I'm happy to report that the windows at the Athenaeum are still intact. My impression is that Hoskins is definitely not one who requires deferential pussyfooting.
"As far as the critics are concerned," he replies, eyes narrowing, "no, the film hasn't done well. As far as the box office is concerned, though, it's nearly up to 'E.T.' But Steven has always [thumbed his nose] at the critics anyway.... The problem with the critics is that Steven is a sort of one-man industry and has done it all; I don't think they can ever forgive him for being that talented."
Trying to be as objective as possible, I wonder out loud if he himself has any criticisms of "Hook."
Hoskins ponders for a moment. "Yes," he answers finally. "I wouldn't have had it as sentimental as it is. But that's very, very English. Americans are much more likely to walk around with their heart on their sleeve ... plus, a lot of good bits, purely because of time, were cut."
Just beneath the quick one-liners and hard-man demeanor there are intimations of another side: that of a profoundly sensitive person, made all the more so by having grown up at the less socially fortunate end of a deeply class-demarcated society. The moment he walked on stage the first time, he confides, he at last felt completely at home. "I loved it immediately," he recalls. "I was never made to feel uncomfortable or inferior or out of my depth. But, in another profession, I suppose I would have. It wa s also the happiest place I'd ever been."
Hoskins has stuck to his roots: He chooses, for instance, to live within a mile of where he grew up, in walking distance of the rest of his clan.
"I don't have a big house," he says. "I don't drive a big car; I don't have a yacht." Moreover, when initiating screen projects, which he likes to direct as well as star in, they invariably have a strong socially conscious theme. For example, an upcoming film of his based on the Joseph Conrad novel "The Secret Agent," currently being adapted by British playwright Christopher Hampton ("Dangerous Liaisons"), contains important resonances of the darker side of the relationship between the authorities and mo dern-day terrorists.
Hoskins does not deny that he enjoys his success, but says it's his family that is most important to him. He refers to them often and indicates that fatherhood, generally, is the underpinning of his life. He even credits his young daughter with providing valuable help for his highly acclaimed performance in "Who Framed Roger Rabbit." He smiles at the memory. Acting to thin air in an otherwise all-animated film, he acknowledges, was the most technically difficult task he has ever had to do.
To demonstrate just how difficult, he has me hold up my hand, focus on it, then take it away. My eyes, of course, immediately break their focus. On film, that's a cardinal no-no. The secret?

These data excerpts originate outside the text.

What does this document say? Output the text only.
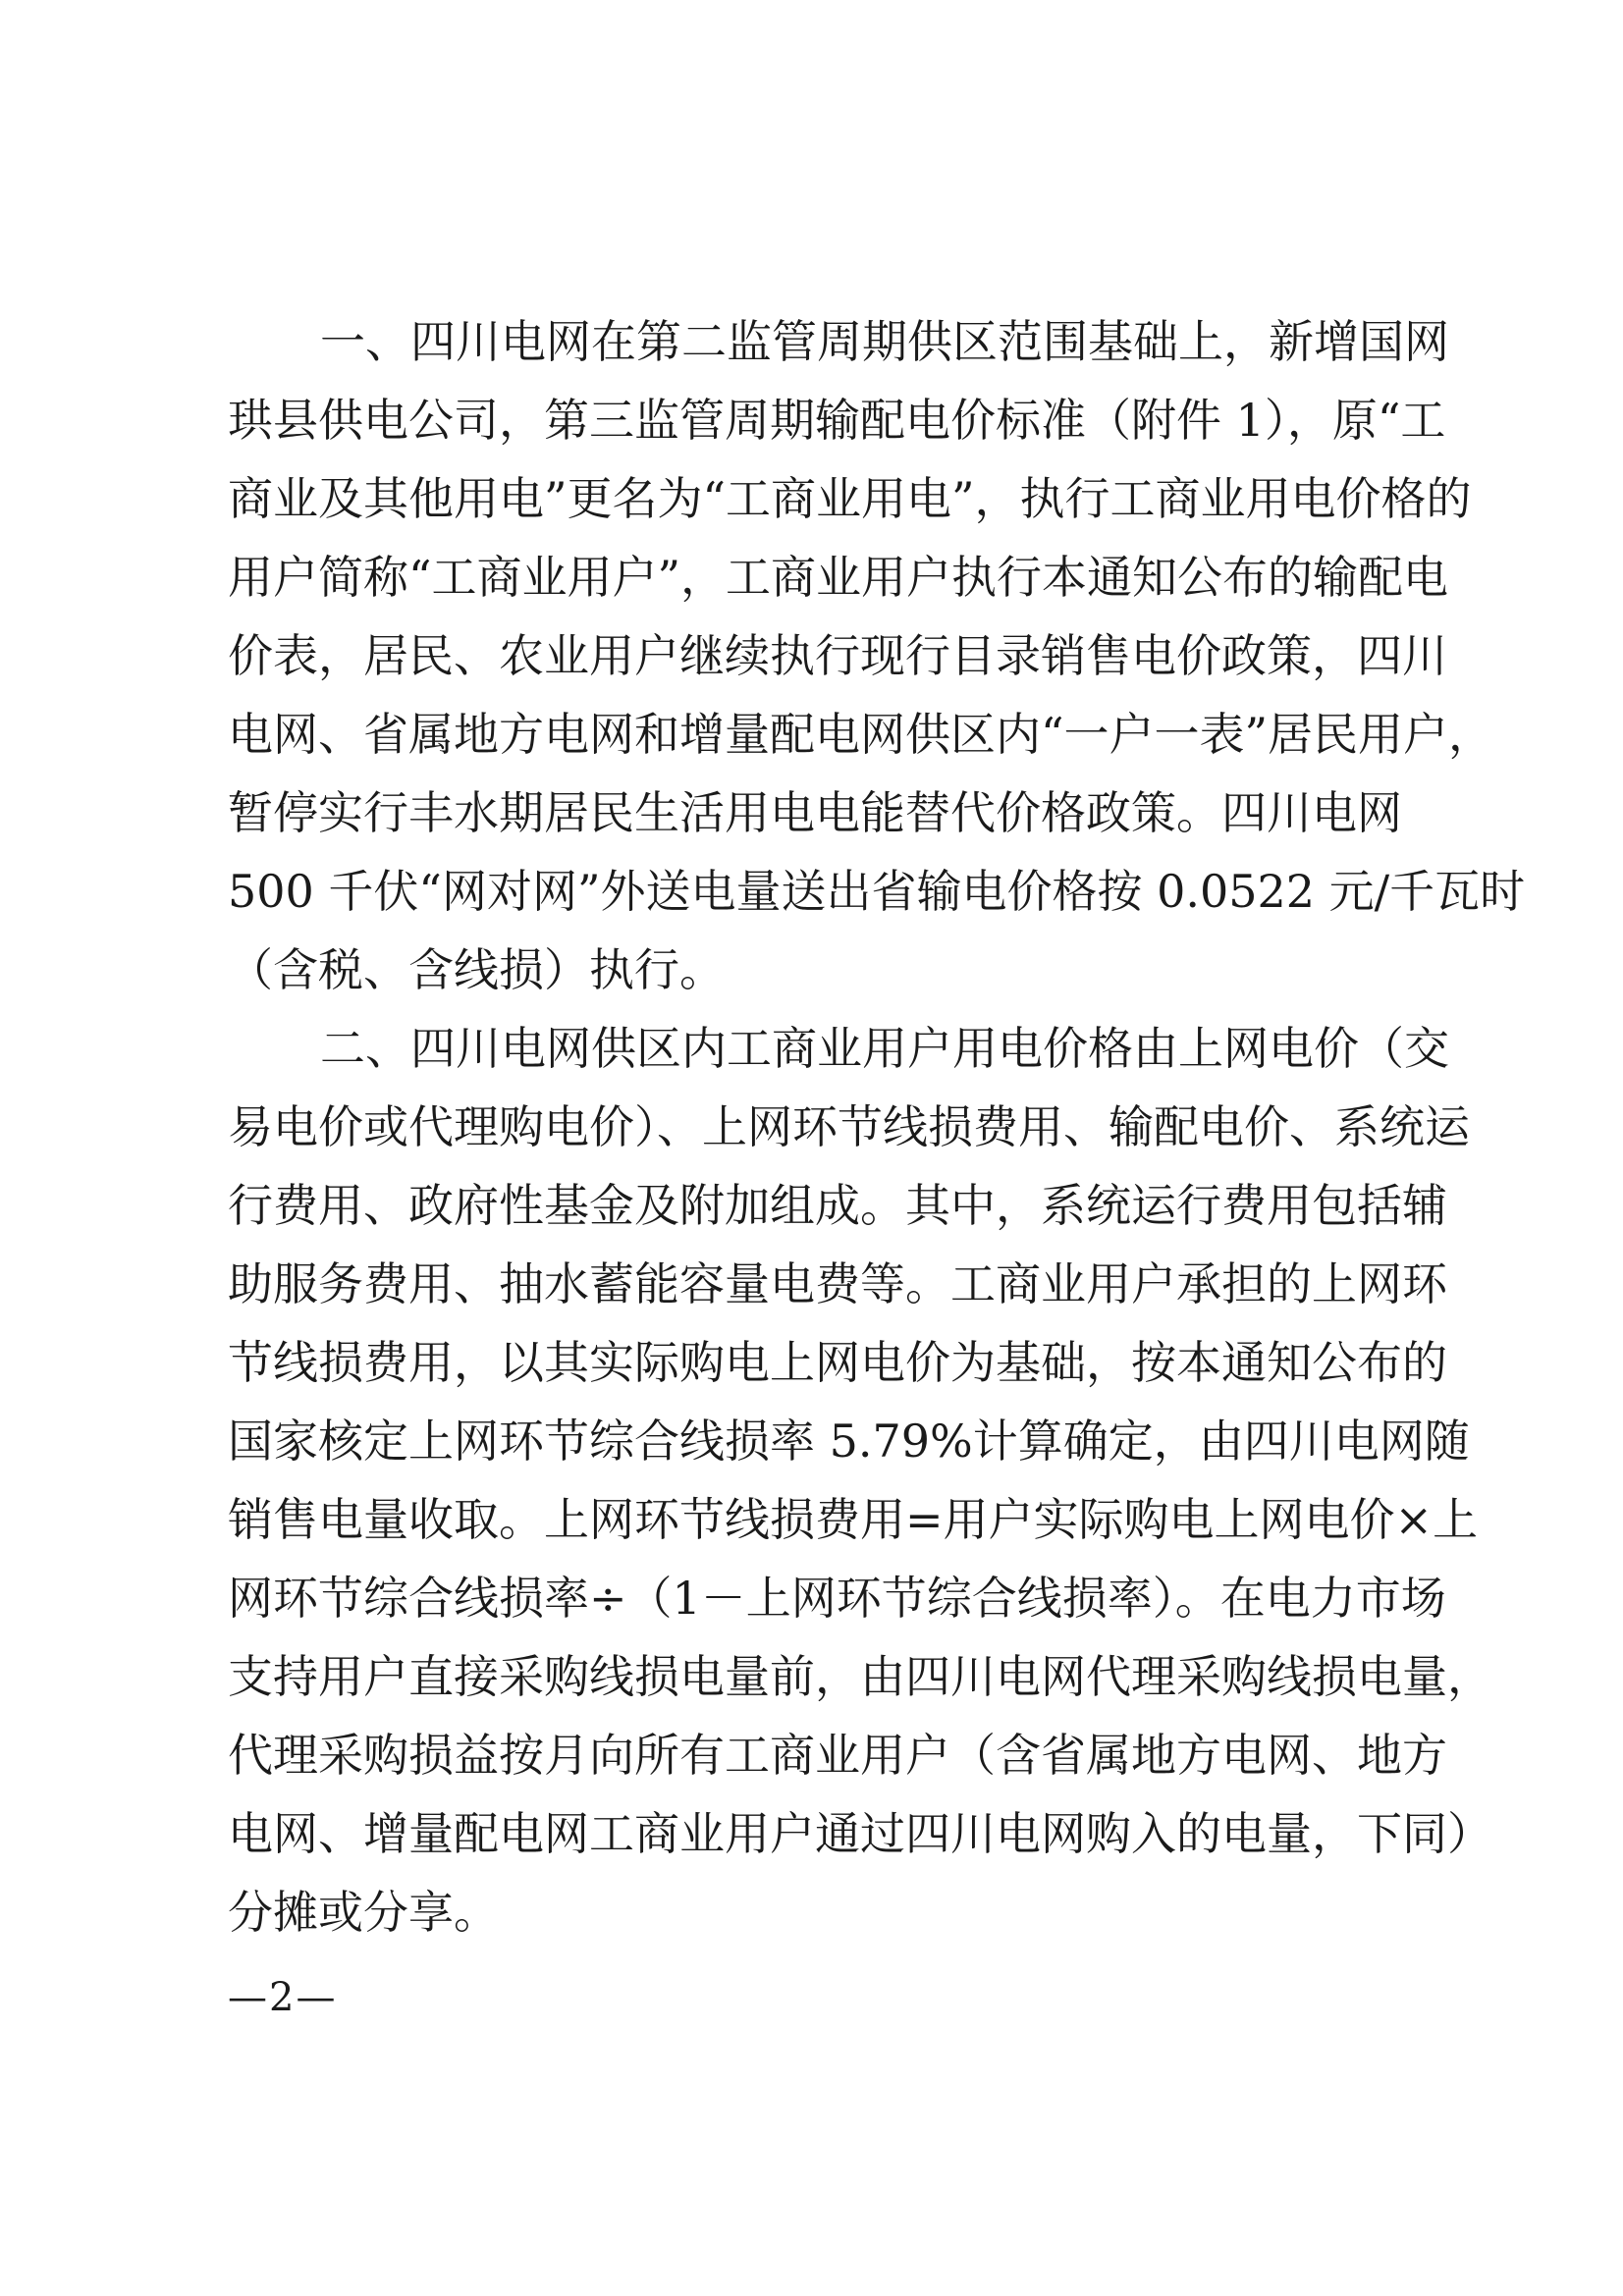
一、四川电网在第二监管周期供区范围基础上，新增国网
珙县供电公司，第三监管周期输配电价标准（附件 1），原“工
商业及其他用电”更名为“工商业用电”，执行工商业用电价格的
用户简称“工商业用户”，工商业用户执行本通知公布的输配电
价表，居民、农业用户继续执行现行目录销售电价政策，四川
电网、省属地方电网和增量配电网供区内“一户一表”居民用户，
暂停实行丰水期居民生活用电电能替代价格政策。四川电网
500 千伏“网对网”外送电量送出省输电价格按 0.0522 元/千瓦时
（含税、含线损）执行。
二、四川电网供区内工商业用户用电价格由上网电价（交
易电价或代理购电价）、上网环节线损费用、输配电价、系统运
行费用、政府性基金及附加组成。其中，系统运行费用包括辅
助服务费用、抽水蓄能容量电费等。工商业用户承担的上网环
节线损费用，以其实际购电上网电价为基础，按本通知公布的
国家核定上网环节综合线损率 5.79%计算确定，由四川电网随
销售电量收取。上网环节线损费用=用户实际购电上网电价×上
网环节综合线损率÷（1－上网环节综合线损率）。在电力市场
支持用户直接采购线损电量前，由四川电网代理采购线损电量，
代理采购损益按月向所有工商业用户（含省属地方电网、地方
电网、增量配电网工商业用户通过四川电网购入的电量，下同）
分摊或分享。
—2—
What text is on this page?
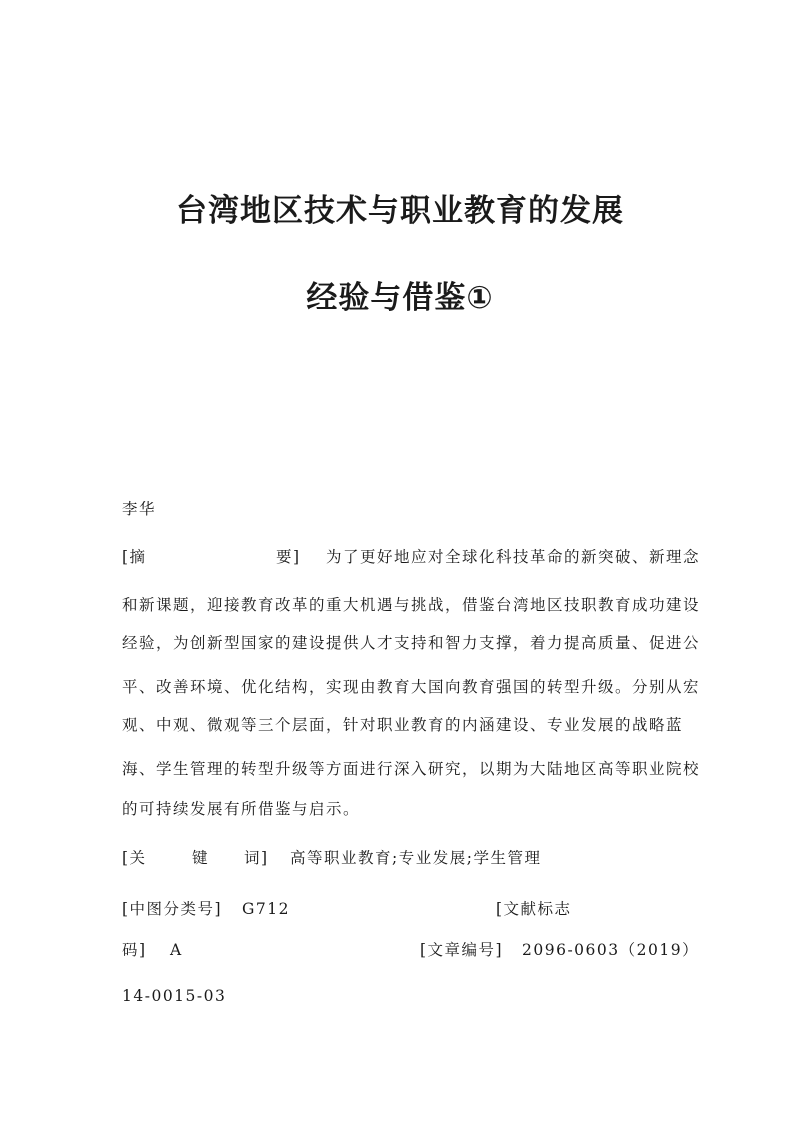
台湾地区技术与职业教育的发展
经验与借鉴①
李华
[摘	要] 为了更好地应对全球化科技革命的新突破、新理念
和新课题，迎接教育改革的重大机遇与挑战，借鉴台湾地区技职教育成功建设
经验，为创新型国家的建设提供人才支持和智力支撑，着力提高质量、促进公
平、改善环境、优化结构，实现由教育大国向教育强国的转型升级。分别从宏
观、中观、微观等三个层面，针对职业教育的内涵建设、专业发展的战略蓝
海、学生管理的转型升级等方面进行深入研究，以期为大陆地区高等职业院校
的可持续发展有所借鉴与启示。
[关	键 词] 高等职业教育;专业发展;学生管理
[中图分类号] G712	[文献标志
码] A	[文章编号] 2096-0603（2019）
14-0015-03
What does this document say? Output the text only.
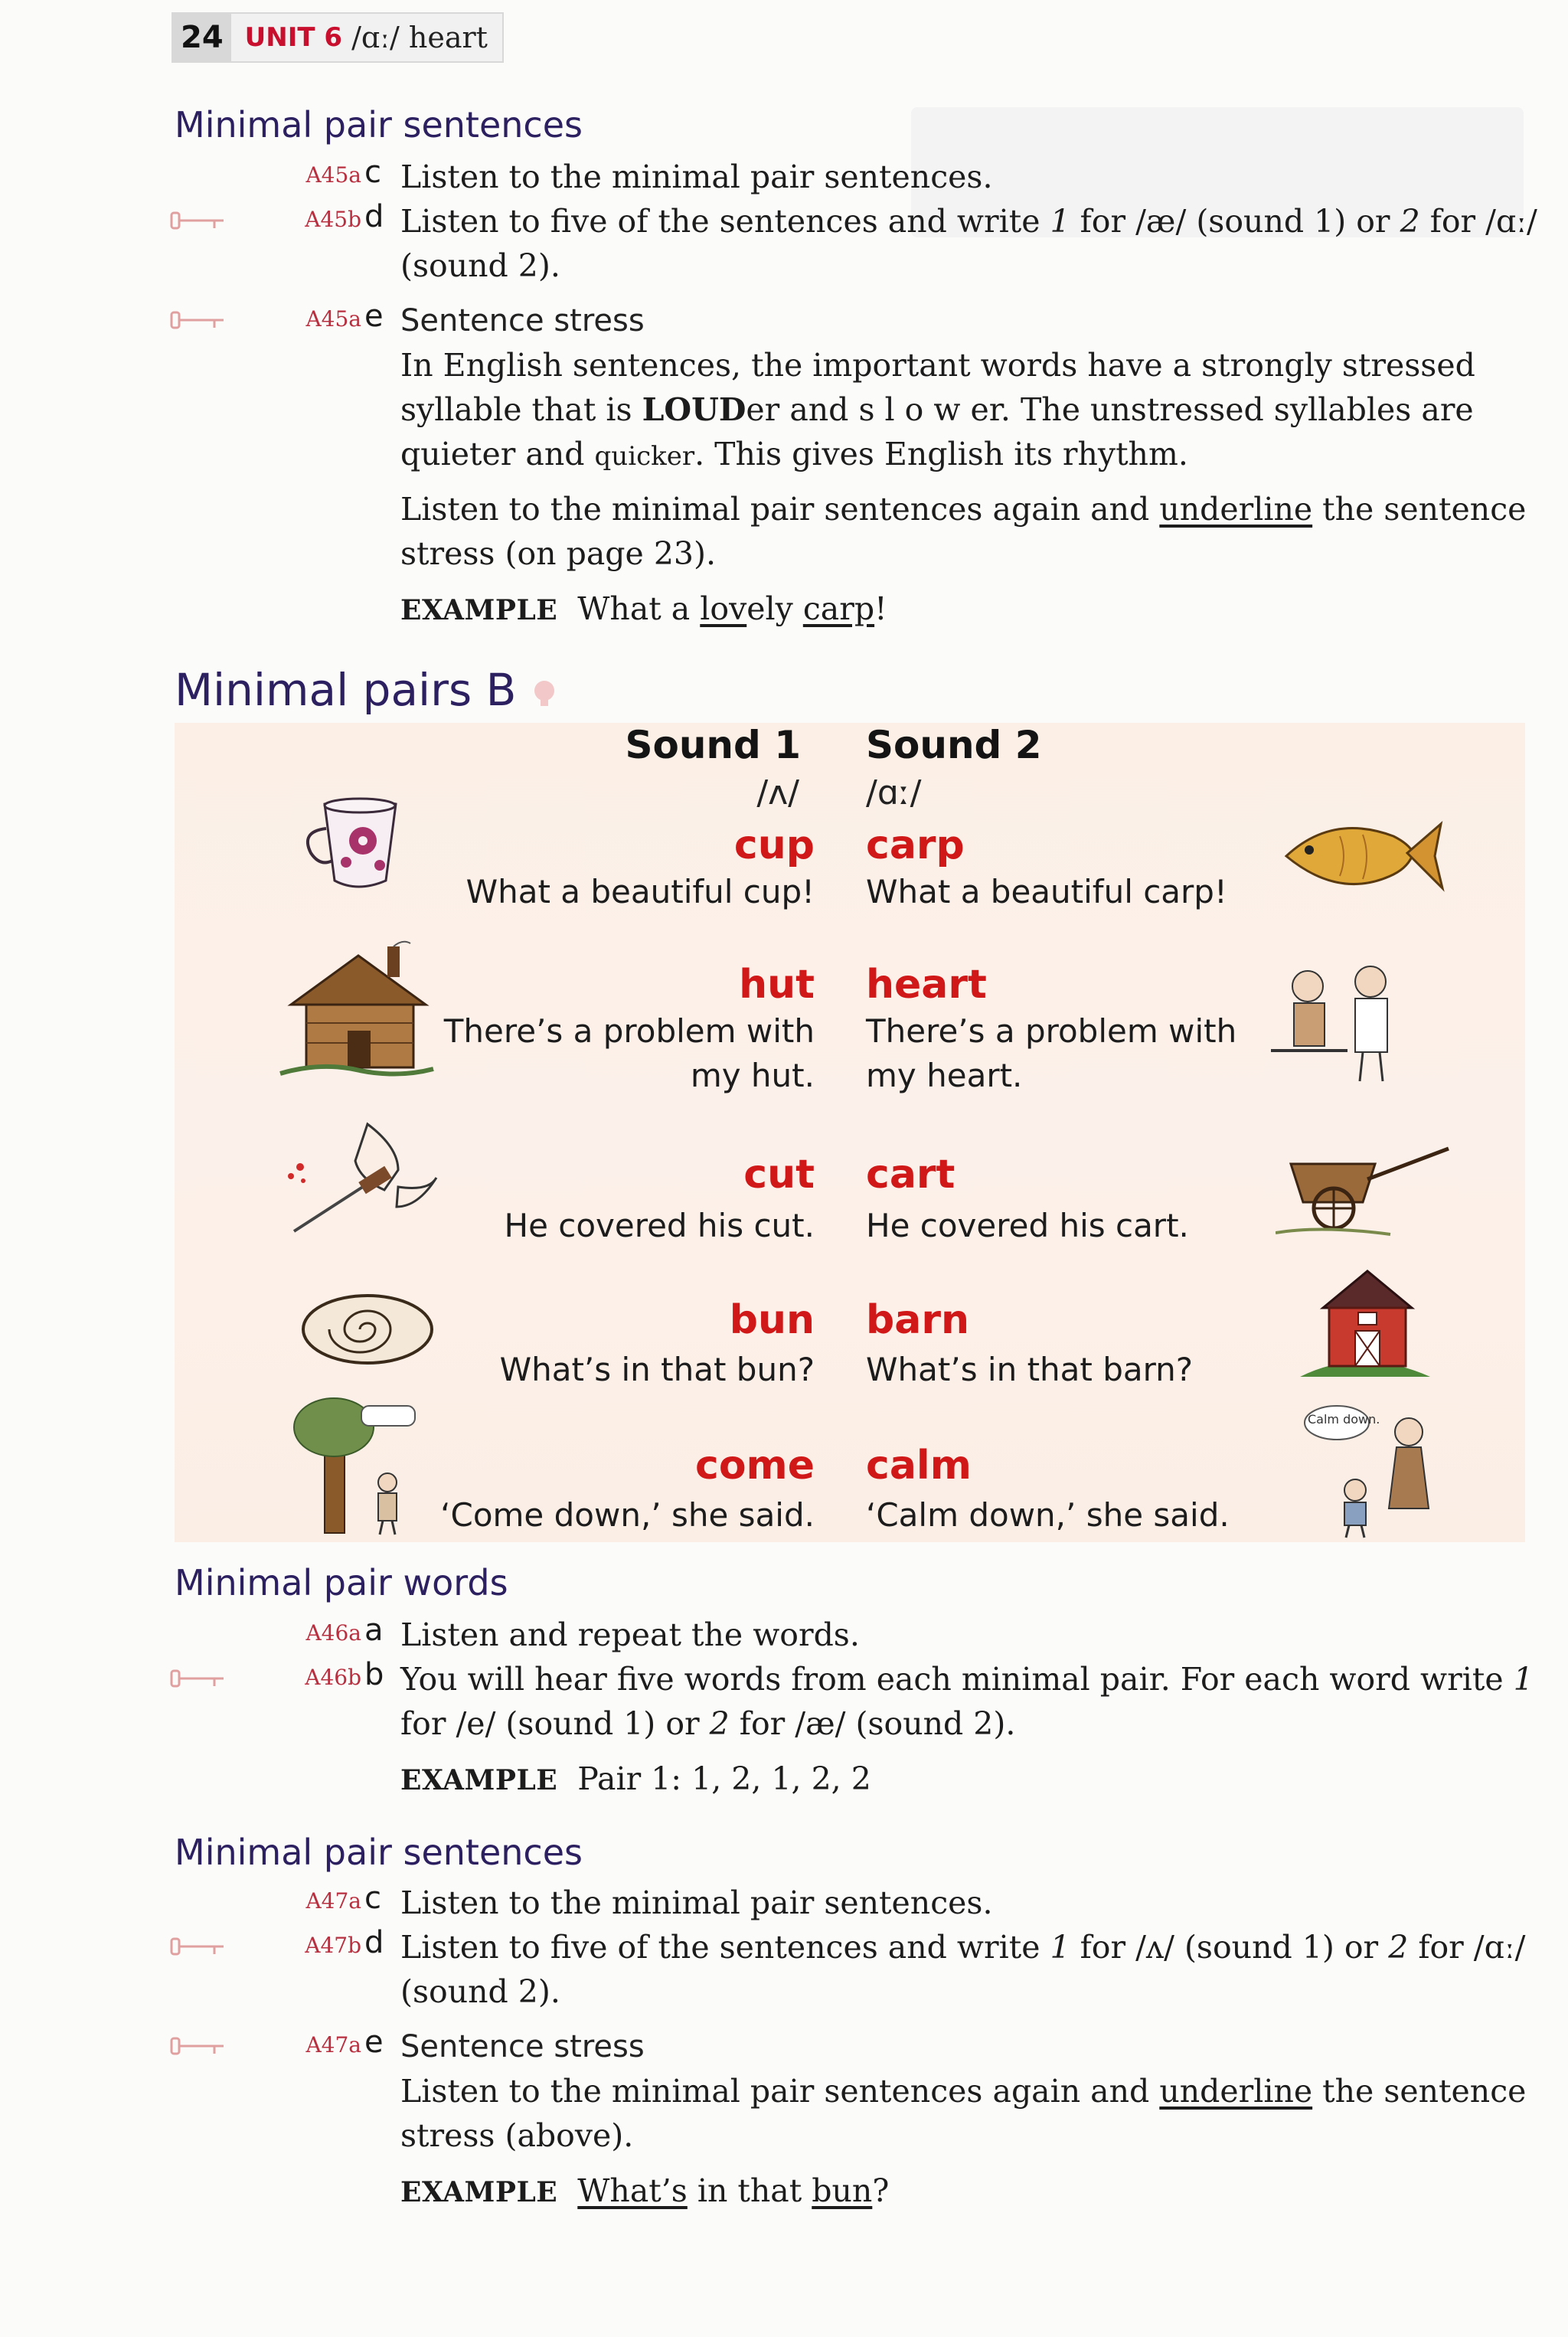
24 UNIT 6 /ɑː/ heart
Minimal pair sentences
A45a c Listen to the minimal pair sentences.
A45b d Listen to five of the sentences and write 1 for /æ/ (sound 1) or 2 for /ɑː/
(sound 2).
A45a e Sentence stress

In English sentences, the important words have a strongly stressed
syllable that is LOUDer and s l o w er. The unstressed syllables are
quieter and quicker. This gives English its rhythm.

Listen to the minimal pair sentences again and underline the sentence
stress (on page 23).

EXAMPLE What a lovely carp!

Minimal pairs B
Sound 1
/ʌ/
Sound 2
/ɑː/
cup
What a beautiful cup!
carp
What a beautiful carp!
hut
There’s a problem with
my hut.
heart
There’s a problem with
my heart.
cut
He covered his cut.
cart
He covered his cart.
bun
What’s in that bun?
barn
What’s in that barn?
come
‘Come down,’ she said.
calm
‘Calm down,’ she said.
Calm down.
Minimal pair words
A46a a Listen and repeat the words.
A46b b You will hear five words from each minimal pair. For each word write 1
for /e/ (sound 1) or 2 for /æ/ (sound 2).

EXAMPLE Pair 1: 1, 2, 1, 2, 2

Minimal pair sentences
A47a c Listen to the minimal pair sentences.
A47b d Listen to five of the sentences and write 1 for /ʌ/ (sound 1) or 2 for /ɑː/
(sound 2).
A47a e Sentence stress

Listen to the minimal pair sentences again and underline the sentence
stress (above).

EXAMPLE What’s in that bun?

"I went to my daughter, who was three at the time, and explained what I had to do," he says. "You see, she had an invisible friend, Jeffrey, that she'd been playing with for awhile. And she taught me how to hallucinate. I soon had my own Jeffrey. It worked." The deadpan face with the hint of a twinkle returns, as he adds: "The only problem was that, after I'd finished on the set, I'd still see weasels pulling people's hair."